Южная страсть (Черная маска) - Блейк Дженнифер. Страница 39

Все, что требовалось для проверки, — дождаться очередного вечера, когда она рано уйдет к себе в комнату, предварительно попросив опийной настойки. Летти не пришлось долго ждать. В тот же вечер за ужином Рэнни был молчалив, лишь коротко, одним-двумя словами, отвечал на вопросы. Он не говорил о боли, он никогда этого не делал. Просто в глазах его появился тусклый блеск, и вскорости он пробормотал извинения и оставил их.
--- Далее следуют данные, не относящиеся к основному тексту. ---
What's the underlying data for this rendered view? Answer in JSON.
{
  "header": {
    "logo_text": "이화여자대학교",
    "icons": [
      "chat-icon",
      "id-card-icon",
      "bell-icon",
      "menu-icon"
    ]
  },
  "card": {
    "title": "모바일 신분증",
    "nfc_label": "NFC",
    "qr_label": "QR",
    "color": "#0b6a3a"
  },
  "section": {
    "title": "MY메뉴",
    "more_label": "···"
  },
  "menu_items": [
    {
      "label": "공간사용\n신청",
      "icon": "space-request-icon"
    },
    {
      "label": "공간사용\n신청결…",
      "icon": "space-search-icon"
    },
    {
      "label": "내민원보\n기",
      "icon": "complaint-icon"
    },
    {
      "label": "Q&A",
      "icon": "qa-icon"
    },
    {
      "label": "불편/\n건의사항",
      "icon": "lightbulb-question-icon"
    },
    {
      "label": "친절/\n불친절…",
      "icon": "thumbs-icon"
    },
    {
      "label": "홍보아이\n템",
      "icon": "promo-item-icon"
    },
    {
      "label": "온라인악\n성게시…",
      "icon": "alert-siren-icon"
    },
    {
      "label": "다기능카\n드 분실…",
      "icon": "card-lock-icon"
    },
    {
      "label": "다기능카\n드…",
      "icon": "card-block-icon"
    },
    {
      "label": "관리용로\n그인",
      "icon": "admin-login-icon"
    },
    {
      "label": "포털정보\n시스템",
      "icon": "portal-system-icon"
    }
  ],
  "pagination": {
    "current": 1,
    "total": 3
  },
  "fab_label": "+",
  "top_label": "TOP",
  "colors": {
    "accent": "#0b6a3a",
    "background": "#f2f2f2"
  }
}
В тот вечер не было гостей. Три дамы и Питер переместились из столовой в гостиную в холле. Тетушка Эм взялась чинить простыню, Салли Энн взяла свои пяльцы с вышиванием, а Питер растянулся на полу, играя волчком и куском бечевки. Летти забралась в уголок канапе, чтобы прочитать еще несколько страниц из найденного ей в книжном шкафу томика Теккерея.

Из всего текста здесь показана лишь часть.